Link Between Immune Dysregulation in COVID-19 and Beta-Cell Dysfunction

Abstract

Background: The increased rates of new-onset hyperglycemia during coronavirus disease 2019 (COVID-19) illness gave reason to assume that the severe acute respiratory syndrome coronavirus 2 (SARS-CoV-2) infection could damage the insulin-producing pancreatic beta cells and also interfere with glucose metabolism. The aim of the current study was to investigate the role of SARS-CoV-2 infection and the related inflammation in pathogenesis of pancreatic beta-cell dysfunction and different types of newly emerging disorders of carbohydrate metabolism following infection.

Methods: In the current study, 100 patients (34 males and 66 women) were included (mean age 53.07 ± 3.27 years). They were divided into three groups: group 1 (unselected patients with active COVID-19 infection; n = 32), group 2 (individuals with newly diagnosed carbohydrate disorders after proven COVID-19 or post-COVID-19 group; n = 35) and group 3 (COVID-19-negative persons with metabolic syndrome; n = 33). Standard biochemical and hormonal and immunological parameters were measured using enzyme-linked immunosorbent assay (ELISA) and electrochemiluminescence immunoassay (ECLIA) methods, as wells as some indices for assessment of insulin secretion, and sensitivity was calculated using the corresponding formula.

Results: Patients with active coronavirus infection had significantly higher levels of hypoxia inducible factor-1 alpha (HIF-1α) compared to the other two groups (P < 0.001) and also demonstrated higher levels of interferon-gamma (INF)-γ (P < 0.001) and human complement factor D (HCFD) (P < 0.001), compared to the post-COVID-19 group, whereas the latter had significantly higher levels of 8-epi-prostaglandyn F2 alpha (8-epi-PGF2α, P < 0.001). Both groups (active and post-COVID-19) demonstrated similar levels of cluster of differentiation (CD)4, CD8, interleukin (IL)-7, IL-17A and IL-10 (P > 0.05). Among the individuals in the post-COVID-19 group, a positive correlation was found between fasting glucose (r = 0.369; P < 0.05) and glycated hemoglobin (HbA1c) levels (r = 0.510; P < 0.05).

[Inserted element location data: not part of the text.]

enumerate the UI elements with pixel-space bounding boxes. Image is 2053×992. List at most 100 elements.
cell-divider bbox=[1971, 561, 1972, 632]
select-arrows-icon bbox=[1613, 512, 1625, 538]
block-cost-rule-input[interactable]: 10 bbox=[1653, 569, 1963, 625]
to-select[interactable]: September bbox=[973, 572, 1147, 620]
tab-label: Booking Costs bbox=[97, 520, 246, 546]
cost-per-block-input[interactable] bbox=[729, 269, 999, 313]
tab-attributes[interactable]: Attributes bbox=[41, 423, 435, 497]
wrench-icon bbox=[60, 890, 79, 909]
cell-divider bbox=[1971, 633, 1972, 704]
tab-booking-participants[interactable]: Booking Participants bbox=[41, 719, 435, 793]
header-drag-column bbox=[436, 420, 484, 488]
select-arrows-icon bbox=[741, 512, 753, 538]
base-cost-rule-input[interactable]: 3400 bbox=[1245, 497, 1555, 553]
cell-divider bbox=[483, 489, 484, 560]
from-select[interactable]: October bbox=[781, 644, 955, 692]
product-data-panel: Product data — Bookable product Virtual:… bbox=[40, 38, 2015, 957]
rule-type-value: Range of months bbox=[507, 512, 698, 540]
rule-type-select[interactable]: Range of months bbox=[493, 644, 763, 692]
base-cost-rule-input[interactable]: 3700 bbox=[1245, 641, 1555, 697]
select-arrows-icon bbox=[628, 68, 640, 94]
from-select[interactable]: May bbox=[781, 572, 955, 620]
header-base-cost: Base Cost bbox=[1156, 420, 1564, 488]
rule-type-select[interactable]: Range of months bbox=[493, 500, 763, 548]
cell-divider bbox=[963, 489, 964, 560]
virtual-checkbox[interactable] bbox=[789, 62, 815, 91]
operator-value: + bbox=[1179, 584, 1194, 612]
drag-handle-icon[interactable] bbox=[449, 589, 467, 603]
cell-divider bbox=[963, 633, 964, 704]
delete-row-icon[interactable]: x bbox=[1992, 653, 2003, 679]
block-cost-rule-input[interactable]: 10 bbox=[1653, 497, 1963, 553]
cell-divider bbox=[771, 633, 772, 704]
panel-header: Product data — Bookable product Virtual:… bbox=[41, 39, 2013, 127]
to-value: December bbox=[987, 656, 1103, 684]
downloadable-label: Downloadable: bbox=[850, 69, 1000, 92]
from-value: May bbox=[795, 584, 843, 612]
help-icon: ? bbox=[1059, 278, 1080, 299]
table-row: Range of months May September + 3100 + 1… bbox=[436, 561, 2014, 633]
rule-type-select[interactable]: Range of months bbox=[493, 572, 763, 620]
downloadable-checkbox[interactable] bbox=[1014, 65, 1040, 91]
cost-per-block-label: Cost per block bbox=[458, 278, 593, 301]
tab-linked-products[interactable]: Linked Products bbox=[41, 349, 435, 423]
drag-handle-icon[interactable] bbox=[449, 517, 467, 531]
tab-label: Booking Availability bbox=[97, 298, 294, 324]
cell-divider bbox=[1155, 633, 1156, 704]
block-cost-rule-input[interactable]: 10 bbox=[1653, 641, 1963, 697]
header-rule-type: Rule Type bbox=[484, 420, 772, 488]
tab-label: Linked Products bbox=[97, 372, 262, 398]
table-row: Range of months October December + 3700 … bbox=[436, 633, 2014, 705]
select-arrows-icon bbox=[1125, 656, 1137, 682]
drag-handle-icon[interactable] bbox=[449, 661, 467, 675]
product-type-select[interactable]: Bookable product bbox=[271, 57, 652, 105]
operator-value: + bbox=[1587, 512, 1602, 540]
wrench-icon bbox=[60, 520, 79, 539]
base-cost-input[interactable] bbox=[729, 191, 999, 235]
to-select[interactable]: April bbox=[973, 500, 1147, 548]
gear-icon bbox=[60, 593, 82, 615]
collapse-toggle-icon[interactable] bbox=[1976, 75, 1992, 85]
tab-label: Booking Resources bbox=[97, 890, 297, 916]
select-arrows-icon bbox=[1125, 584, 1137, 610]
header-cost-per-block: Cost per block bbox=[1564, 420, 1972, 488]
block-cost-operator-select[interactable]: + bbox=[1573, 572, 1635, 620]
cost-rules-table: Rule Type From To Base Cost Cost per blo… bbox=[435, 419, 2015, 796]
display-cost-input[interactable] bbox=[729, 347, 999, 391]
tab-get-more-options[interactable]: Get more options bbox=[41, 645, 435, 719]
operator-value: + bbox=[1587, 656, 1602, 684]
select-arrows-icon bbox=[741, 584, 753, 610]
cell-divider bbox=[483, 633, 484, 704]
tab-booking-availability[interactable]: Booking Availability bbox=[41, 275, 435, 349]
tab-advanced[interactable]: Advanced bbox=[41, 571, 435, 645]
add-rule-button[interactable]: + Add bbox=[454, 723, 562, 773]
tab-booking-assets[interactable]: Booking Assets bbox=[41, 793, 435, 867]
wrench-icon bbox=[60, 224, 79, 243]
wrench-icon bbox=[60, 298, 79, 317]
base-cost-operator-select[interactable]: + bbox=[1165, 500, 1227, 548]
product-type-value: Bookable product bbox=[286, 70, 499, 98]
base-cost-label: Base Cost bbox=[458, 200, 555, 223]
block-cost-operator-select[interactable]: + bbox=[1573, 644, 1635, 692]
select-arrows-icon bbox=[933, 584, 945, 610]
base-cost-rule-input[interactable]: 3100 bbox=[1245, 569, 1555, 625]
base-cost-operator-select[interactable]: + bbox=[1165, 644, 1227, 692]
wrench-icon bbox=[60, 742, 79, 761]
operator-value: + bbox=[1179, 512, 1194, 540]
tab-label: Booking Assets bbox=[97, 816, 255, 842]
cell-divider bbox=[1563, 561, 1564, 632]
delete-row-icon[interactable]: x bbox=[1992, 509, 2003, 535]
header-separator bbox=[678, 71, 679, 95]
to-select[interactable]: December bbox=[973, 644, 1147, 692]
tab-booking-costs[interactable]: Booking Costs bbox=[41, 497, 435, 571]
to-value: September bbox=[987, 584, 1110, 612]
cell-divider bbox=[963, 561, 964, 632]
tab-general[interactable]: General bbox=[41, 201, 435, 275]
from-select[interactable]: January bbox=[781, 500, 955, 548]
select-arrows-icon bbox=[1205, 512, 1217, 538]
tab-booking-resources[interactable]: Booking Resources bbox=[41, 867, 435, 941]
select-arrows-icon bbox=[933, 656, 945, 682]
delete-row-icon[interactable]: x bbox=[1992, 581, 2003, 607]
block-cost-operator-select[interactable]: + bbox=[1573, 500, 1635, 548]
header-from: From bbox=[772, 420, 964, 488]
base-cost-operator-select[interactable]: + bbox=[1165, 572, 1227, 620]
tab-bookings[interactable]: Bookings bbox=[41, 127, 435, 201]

Conclusions: The changes in immune homeostasis (during and after recovery from COVID-19) including imbalance between pro- and anti-inflammatory cytokines, along with the cellular immune response and the complement system, are grounds to assume that in some of the cases of newly emerging disorders in glucose homeostasis after COVID-19, immunological disorders are present, as well as an imbalance between pro- and antioxidants.